To remediate log injection when using Feathersjs with DynamoDB, sanitize and encode any data that may be included in logs. This includes user input, DynamoDB error messages, and dynamic identifiers. Use a structured logging approach that separates log metadata from message content, and avoid interpolating raw data directly into log strings.
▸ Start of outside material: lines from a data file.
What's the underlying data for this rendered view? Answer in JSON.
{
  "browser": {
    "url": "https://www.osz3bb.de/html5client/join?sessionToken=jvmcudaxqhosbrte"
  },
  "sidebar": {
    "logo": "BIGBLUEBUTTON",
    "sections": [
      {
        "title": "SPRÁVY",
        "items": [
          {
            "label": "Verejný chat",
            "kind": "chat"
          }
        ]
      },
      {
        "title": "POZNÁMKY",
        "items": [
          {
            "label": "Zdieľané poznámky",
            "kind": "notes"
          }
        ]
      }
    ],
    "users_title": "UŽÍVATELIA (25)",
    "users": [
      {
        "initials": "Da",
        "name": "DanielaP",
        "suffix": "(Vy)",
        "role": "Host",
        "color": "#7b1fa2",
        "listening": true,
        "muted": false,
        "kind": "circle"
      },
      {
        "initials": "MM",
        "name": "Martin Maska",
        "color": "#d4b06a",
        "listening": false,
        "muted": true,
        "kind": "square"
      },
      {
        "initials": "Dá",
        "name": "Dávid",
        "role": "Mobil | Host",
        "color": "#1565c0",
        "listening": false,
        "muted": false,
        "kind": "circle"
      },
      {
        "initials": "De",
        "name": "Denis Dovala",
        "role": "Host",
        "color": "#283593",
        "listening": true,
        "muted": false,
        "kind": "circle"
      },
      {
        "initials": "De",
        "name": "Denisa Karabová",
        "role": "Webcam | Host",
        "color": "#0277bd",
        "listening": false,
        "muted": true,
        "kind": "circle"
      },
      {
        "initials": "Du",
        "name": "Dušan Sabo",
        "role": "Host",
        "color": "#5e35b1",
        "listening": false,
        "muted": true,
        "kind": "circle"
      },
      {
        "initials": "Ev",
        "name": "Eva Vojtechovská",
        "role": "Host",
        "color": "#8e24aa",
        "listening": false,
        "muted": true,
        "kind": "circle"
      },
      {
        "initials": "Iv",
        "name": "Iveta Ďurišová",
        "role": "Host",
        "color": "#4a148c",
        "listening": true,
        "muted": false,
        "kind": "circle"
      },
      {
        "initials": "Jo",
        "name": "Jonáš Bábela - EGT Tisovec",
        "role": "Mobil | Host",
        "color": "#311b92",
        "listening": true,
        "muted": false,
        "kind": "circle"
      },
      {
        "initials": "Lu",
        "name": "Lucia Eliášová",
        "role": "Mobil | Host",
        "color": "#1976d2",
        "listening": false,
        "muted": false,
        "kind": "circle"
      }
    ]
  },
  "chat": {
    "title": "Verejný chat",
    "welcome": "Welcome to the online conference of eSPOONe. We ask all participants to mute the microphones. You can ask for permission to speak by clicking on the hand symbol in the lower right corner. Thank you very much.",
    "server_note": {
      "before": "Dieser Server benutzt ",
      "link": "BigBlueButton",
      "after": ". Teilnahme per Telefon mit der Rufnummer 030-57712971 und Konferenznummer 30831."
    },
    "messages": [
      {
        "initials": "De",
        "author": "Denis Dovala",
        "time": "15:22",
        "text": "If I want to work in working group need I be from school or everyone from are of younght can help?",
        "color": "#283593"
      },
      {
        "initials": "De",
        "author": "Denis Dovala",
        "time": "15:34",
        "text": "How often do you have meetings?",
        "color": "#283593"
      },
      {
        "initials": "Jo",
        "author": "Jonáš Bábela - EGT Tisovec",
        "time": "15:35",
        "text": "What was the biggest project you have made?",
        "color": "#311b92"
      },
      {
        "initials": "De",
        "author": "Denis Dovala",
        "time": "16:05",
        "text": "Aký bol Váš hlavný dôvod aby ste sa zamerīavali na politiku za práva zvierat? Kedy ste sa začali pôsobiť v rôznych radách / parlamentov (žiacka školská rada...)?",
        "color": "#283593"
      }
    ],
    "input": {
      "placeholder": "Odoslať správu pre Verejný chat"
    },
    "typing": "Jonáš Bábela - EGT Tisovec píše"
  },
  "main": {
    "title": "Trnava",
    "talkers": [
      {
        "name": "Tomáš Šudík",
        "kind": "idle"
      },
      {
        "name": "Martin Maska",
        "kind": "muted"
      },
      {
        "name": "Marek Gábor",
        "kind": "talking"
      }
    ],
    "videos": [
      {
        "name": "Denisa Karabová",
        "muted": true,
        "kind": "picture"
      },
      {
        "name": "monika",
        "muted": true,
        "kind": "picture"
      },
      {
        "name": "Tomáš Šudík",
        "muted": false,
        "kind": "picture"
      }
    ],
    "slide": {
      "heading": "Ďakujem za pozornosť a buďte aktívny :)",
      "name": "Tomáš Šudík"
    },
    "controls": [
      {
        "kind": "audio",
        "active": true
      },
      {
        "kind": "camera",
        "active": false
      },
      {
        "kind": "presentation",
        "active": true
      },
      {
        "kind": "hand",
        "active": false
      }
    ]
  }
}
First, validate and sanitize identifiers before logging. For example, ensure IDs conform to an expected pattern and escape control characters:

function safeLogId(id) {
  if (typeof id !== 'string' || !/^[a-zA-Z0-9_-]{1,128}$/.test(id)) {
    return 'invalid_id';
  }
  return id.replace(/[\r\n]+/g, '_');
}
app.service('todos').before({ find: (context) => {
  const { id } = context.params.query;
  console.log('Fetching todo item with id:', safeLogId(id));
  return context;
}});

Second, handle DynamoDB errors safely by extracting only sanitized fields:

const dynamodb = new AWS.DynamoDB.DocumentClient();
app.service('records').hooks({
  after: {
    async remove(context) {
      try {
        await dynamodb.delete({ TableName: context.params.tableName, Key: context.id }).promise();
      } catch (error) {
        const safeMessage = (error.message || '').replace(/[\r\n]+/g, ' ').substring(0, 200);
        console.error('Deletion failed:', safeMessage);
      }
    }
  }
});

Third, use structured logging to avoid concatenation issues. Emit JSON logs with clearly separated fields so log parsers can reliably distinguish entries:

const safeLogObject = (obj) => JSON.stringify({
  timestamp: new Date().toISOString(),
  level: 'info',
  event: 'fetch_todo',
  id: safeLogId(obj.id || '')
});
app.service('todos').before({ find: (context) => {
  console.log(safeLogObject({ id: context.params.query.id }));
  return context;
}});

Finally, apply consistent sanitization across all DynamoDB interactions. Create a utility that wraps logging for service methods, ensuring that any data written to logs is normalized for newlines and other control characters. This reduces the risk of log injection across the codebase and aligns logging behavior with security best practices.

Frequently Asked Questions

What makes log injection different from other injection attacks in Feathersjs with DynamoDB?
Log injection specifically targets the integrity of log data rather than application logic or data storage. While injection into DynamoDB operations can corrupt data or bypass authorization, log injection manipulates log streams by inserting newlines or structured payloads to forge or obscure log entries. The risk is compounded when logs are automatically parsed, as injected newlines can split or merge log events, making detection and forensics difficult.
How can I verify that my logging is resilient against log injection in a Feathersjs + DynamoDB setup?
Verify by instrumenting test cases that supply newline, carriage return, and structured payloads as IDs or error inputs, then inspect raw log output. Ensure that logs contain valid, single-line entries and that no injected control characters alter log structure. Complement this with runtime scanning that includes checks for insecure logging patterns as part of continuous monitoring.